So you're in a seat at your condominium's Annual General Meeting and you're staring at an auditor with a microphone.
You're trying to listen to him attentively as he appears to be providing you and your fellow unit owners with information about your building's financial status.

Problem is, you don't really know what the heck he's talking about - and you're not alone. This, unfortunately, has been the case for many condo owners for far too long. Shlomo Sharon thinks it's time for the auditors' bafflegab to stop. It's all part of his determination to see a clearer life for all condo
stakeholders, including building managers. "Sometimes, I could swear that people really don't understand what the auditors are saying," says Sharon, CEO of Taft Forward Property Management Group, based in Toronto. "Individual auditors have different ways of presenting financial statements. This makes it confusing for people. The auditors stand there and they say things that often are too difficult for the average person to comprehend. I believe this has to change."

And it would, Sharon suspects, if the Association of Condominium Managers in Ontario (ACMO) were allowed to standardize a format for financial statements. "Every auditor," Sharon says, "should be obligated to deliver financial information the exact same way at every condo in Ontario. If this happened, it would go a long way in ensuring the financial integrity of the statements given to the
unit owners."

But Sharon doesn't want to see the integrity end there. "This is only one area, one example, of where condominium owners could
benefit if ACMO were free to standardize regulations," he says. "If standardization would occur, I think it would raise the level of
professionalism for property management companies and would gain the respect of condo owners and the Ontario government."

At the moment, the Ontario government is in the process of conducting a thorough investigation and making a boatload of recommendations designed to update the I5-year-old Condominium Act. The hope is to offer greater protection to the one-million-plus condo dwellers in the province. As Sharon notes, however, one of the government's recommendations appears to be to replace ACMO with its own body that would oversee the management of condos. The government is calling its would-be creation the "Condo Office,"which would regulate property managers. "There's no doubt that one association, an association with teeth, is needed for the regulation of property managers," Sharon says, "but it shouldn't be a government body.
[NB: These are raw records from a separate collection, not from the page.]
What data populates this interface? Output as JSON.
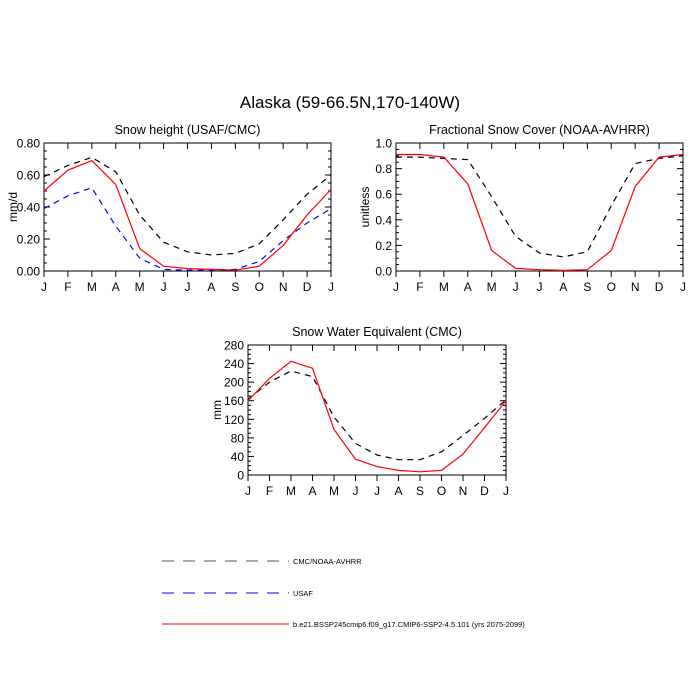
{
  "figure": {
    "title": "Alaska (59-66.5N,170-140W)"
  },
  "legend": {
    "items": [
      {
        "label": "CMC/NOAA-AVHRR",
        "color": "#000000",
        "dash": "dashed"
      },
      {
        "label": "USAF",
        "color": "#0000ff",
        "dash": "dashed"
      },
      {
        "label": "b.e21.BSSP245cmip6.f09_g17.CMIP6-SSP2-4.5.101 (yrs 2075-2099)",
        "color": "#ff0000",
        "dash": "solid"
      }
    ]
  },
  "chart_data": [
    {
      "type": "line",
      "title": "Snow height (USAF/CMC)",
      "ylabel": "mm/d",
      "categories": [
        "J",
        "F",
        "M",
        "A",
        "M",
        "J",
        "J",
        "A",
        "S",
        "O",
        "N",
        "D",
        "J"
      ],
      "ylim": [
        0,
        0.8
      ],
      "yticks": [
        "0.00",
        "0.20",
        "0.40",
        "0.60",
        "0.80"
      ],
      "ytick_values": [
        0,
        0.2,
        0.4,
        0.6,
        0.8
      ],
      "series": [
        {
          "name": "CMC/NOAA-AVHRR",
          "color": "#000000",
          "dash": "dashed",
          "values": [
            0.59,
            0.66,
            0.71,
            0.62,
            0.35,
            0.18,
            0.12,
            0.1,
            0.11,
            0.17,
            0.32,
            0.48,
            0.6
          ]
        },
        {
          "name": "USAF",
          "color": "#0000ff",
          "dash": "dashed",
          "values": [
            0.39,
            0.47,
            0.52,
            0.28,
            0.08,
            0.01,
            0.005,
            0.005,
            0.01,
            0.06,
            0.19,
            0.3,
            0.39
          ]
        },
        {
          "name": "b.e21.BSSP245cmip6.f09_g17.CMIP6-SSP2-4.5.101 (yrs 2075-2099)",
          "color": "#ff0000",
          "dash": "solid",
          "values": [
            0.5,
            0.63,
            0.69,
            0.54,
            0.14,
            0.03,
            0.015,
            0.01,
            0.005,
            0.03,
            0.16,
            0.35,
            0.51
          ]
        }
      ]
    },
    {
      "type": "line",
      "title": "Fractional Snow Cover (NOAA-AVHRR)",
      "ylabel": "unitless",
      "categories": [
        "J",
        "F",
        "M",
        "A",
        "M",
        "J",
        "J",
        "A",
        "S",
        "O",
        "N",
        "D",
        "J"
      ],
      "ylim": [
        0,
        1.0
      ],
      "yticks": [
        "0.0",
        "0.2",
        "0.4",
        "0.6",
        "0.8",
        "1.0"
      ],
      "ytick_values": [
        0,
        0.2,
        0.4,
        0.6,
        0.8,
        1.0
      ],
      "series": [
        {
          "name": "CMC/NOAA-AVHRR",
          "color": "#000000",
          "dash": "dashed",
          "values": [
            0.89,
            0.89,
            0.88,
            0.87,
            0.58,
            0.27,
            0.14,
            0.11,
            0.15,
            0.51,
            0.84,
            0.88,
            0.9
          ]
        },
        {
          "name": "b.e21.BSSP245cmip6.f09_g17.CMIP6-SSP2-4.5.101 (yrs 2075-2099)",
          "color": "#ff0000",
          "dash": "solid",
          "values": [
            0.91,
            0.91,
            0.89,
            0.68,
            0.16,
            0.02,
            0.01,
            0.005,
            0.01,
            0.16,
            0.66,
            0.89,
            0.91
          ]
        }
      ]
    },
    {
      "type": "line",
      "title": "Snow Water Equivalent (CMC)",
      "ylabel": "mm",
      "categories": [
        "J",
        "F",
        "M",
        "A",
        "M",
        "J",
        "J",
        "A",
        "S",
        "O",
        "N",
        "D",
        "J"
      ],
      "ylim": [
        0,
        280
      ],
      "yticks": [
        "0",
        "40",
        "80",
        "120",
        "160",
        "200",
        "240",
        "280"
      ],
      "ytick_values": [
        0,
        40,
        80,
        120,
        160,
        200,
        240,
        280
      ],
      "series": [
        {
          "name": "CMC/NOAA-AVHRR",
          "color": "#000000",
          "dash": "dashed",
          "values": [
            163,
            200,
            224,
            212,
            125,
            68,
            43,
            33,
            33,
            50,
            85,
            122,
            162
          ]
        },
        {
          "name": "b.e21.BSSP245cmip6.f09_g17.CMIP6-SSP2-4.5.101 (yrs 2075-2099)",
          "color": "#ff0000",
          "dash": "solid",
          "values": [
            160,
            208,
            245,
            230,
            98,
            34,
            18,
            10,
            7,
            10,
            45,
            102,
            160
          ]
        }
      ]
    }
  ]
}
We as property managers need our own professional association to govern us, just as accountants, lawyers and doctors have. The government needs to give ACMO the authority to regulate property managers, not do it itself. The government needs to stay out of this and the public should be aware of the possible intrusion of the government. I don' t think the public would appreciate government involvement when what we all really need is ACMO to do the job."In other words, Sharon says, condo owners do not need life being
bogged down by government bureaucracy. They need action from a professional association such as ACMO. Mind you, in order for
ACMO to perform effectively, it would need the authority to decide on regulations and standardizations, which it doesn't have at the
moment. As it stands, ACMO sets standards but not all property managers - in fact, most of them in Ontario - ignore the
standards. Why? "Because they don't have to follow them," Sharon says. "They can pick and choose. That's why you see different things going on in different condos. That's why you see different auditors using different formats. Only about 40 to 50 per cent of management companies in Ontario use the standards set by ACMO. But what if this changed? What if it's a law that managers must follow what ACMO sets as standards? Life would be different for all condo stakeholders. I think life would be better."
And you might even be able to understand the auditor at your next AGM.